Re: [patch][rfc] 5/5: core remove PageReserved

[Date Prev][Date Next][Thread Prev][Thread Next][Date Index][Thread Index]

 



On Thu, Jun 23, 2005 at 05:08:24PM +1000, Nick Piggin wrote:
> @@ -337,7 +338,7 @@ static inline void get_page(struct page 
>  static inline void put_page(struct page *page)
>  {
> -	if (!PageReserved(page) && put_page_testzero(page))
> +	if (put_page_testzero(page))
>  		__page_cache_release(page);
>  }

No sweep before this? I'm not so sure.


On Thu, Jun 23, 2005 at 05:08:24PM +1000, Nick Piggin wrote:
> @@ -514,7 +534,8 @@ int copy_page_range(struct mm_struct *ds
>  	return 0;
>  }
>  
> -static void zap_pte_range(struct mmu_gather *tlb, pmd_t *pmd,
> +static void zap_pte_range(struct mmu_gather *tlb,
> +				struct vm_area_struct *vma, pmd_t *pmd,
>  				unsigned long addr, unsigned long end,
>  				struct zap_details *details)
>  {

As exciting as this is, !!(vma->vm_flags & VM_RESERVED) could trivially
go into struct zap_details without excess args or diff.


On Thu, Jun 23, 2005 at 05:08:24PM +1000, Nick Piggin wrote:
> @@ -1225,6 +1251,8 @@ static int do_wp_page(struct mm_struct *
>  	unsigned long pfn = pte_pfn(pte);
>  	pte_t entry;
>  
> +	BUG_ON(vma->vm_flags & VM_RESERVED);
> +
>  	if (unlikely(!pfn_valid(pfn))) {
>  		/*
>  		 * This should really halt the system so it can be debugged or

!pfn_valid(pfn) is banned when !(vma->vm_flags & VM_RESERVED); here we
BUG_ON the precondition then handle !pfn_valid(pfn) in the old manner
where some new infrastructure has been erected for reporting such errors.

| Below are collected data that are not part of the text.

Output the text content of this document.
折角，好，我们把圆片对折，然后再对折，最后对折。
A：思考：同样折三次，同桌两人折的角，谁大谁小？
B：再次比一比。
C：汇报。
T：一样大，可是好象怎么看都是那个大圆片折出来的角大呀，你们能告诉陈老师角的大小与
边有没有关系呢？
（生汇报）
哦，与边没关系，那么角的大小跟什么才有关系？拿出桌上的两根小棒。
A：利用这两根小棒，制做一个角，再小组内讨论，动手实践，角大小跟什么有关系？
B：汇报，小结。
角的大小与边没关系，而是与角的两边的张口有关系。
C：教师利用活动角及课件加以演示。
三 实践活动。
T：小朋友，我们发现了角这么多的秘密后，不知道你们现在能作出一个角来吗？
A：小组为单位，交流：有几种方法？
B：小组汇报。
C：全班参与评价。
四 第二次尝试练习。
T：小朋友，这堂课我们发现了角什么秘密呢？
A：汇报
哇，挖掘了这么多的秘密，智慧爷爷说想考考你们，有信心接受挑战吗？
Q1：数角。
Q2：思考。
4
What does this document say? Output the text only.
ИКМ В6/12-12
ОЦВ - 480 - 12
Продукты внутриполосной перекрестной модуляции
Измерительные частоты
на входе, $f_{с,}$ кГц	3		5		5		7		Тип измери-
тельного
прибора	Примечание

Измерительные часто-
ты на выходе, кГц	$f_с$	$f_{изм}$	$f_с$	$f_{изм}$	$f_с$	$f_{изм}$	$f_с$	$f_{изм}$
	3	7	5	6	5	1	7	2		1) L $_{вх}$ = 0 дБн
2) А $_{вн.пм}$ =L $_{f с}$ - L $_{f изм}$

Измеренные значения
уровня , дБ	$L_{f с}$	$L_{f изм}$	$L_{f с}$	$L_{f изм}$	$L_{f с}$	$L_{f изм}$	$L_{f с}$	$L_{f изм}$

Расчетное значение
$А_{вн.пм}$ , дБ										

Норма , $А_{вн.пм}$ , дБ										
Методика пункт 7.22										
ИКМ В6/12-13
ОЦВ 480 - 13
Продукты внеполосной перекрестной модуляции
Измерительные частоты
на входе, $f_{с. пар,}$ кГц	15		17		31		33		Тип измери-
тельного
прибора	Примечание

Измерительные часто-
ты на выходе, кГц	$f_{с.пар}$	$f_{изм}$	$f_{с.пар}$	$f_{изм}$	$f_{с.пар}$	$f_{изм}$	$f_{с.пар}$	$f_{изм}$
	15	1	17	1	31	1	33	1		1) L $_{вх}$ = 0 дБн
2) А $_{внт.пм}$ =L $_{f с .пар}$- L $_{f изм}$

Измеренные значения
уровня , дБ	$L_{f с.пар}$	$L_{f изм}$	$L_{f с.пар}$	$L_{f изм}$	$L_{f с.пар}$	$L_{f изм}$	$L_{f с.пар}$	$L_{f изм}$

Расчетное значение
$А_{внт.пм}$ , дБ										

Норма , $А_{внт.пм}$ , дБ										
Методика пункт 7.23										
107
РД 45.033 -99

On Thu, Jun 23, 2005 at 05:08:24PM +1000, Nick Piggin wrote:
> @@ -1259,13 +1286,16 @@ static int do_wp_page(struct mm_struct *
>  	/*
>  	 * Ok, we need to copy. Oh, well..
>  	 */
> -	if (!PageReserved(old_page))
> +	if (old_page == ZERO_PAGE(address))
> +		old_page = NULL;
> +	else
>  		page_cache_get(old_page);
> +
>  	spin_unlock(&mm->page_table_lock);
>  
>  	if (unlikely(anon_vma_prepare(vma)))
>  		goto no_new_page;
> -	if (old_page == ZERO_PAGE(address)) {
> +	if (old_page == NULL) {
>  		new_page = alloc_zeroed_user_highpage(vma, address);
>  		if (!new_page)
>  			goto no_new_page;

There are some micro-optimizations mixed in with this and some
subsequent do_wp_page() alterations.


On Thu, Jun 23, 2005 at 05:08:24PM +1000, Nick Piggin wrote:
> @@ -1654,7 +1656,7 @@ void __init memmap_init_zone(unsigned lo
>  
>  	for (page = start; page < (start + size); page++) {
>  		set_page_zone(page, NODEZONE(nid, zone));
> -		set_page_count(page, 0);
> +		set_page_count(page, 1);
>  		reset_page_mapcount(page);
>  		SetPageReserved(page);
>  		INIT_LIST_HEAD(&page->lru);

The refcounting and PG_reserved activity in memmap_init_zone() is
superfluous. bootmem.c does all the necessary accounting internally.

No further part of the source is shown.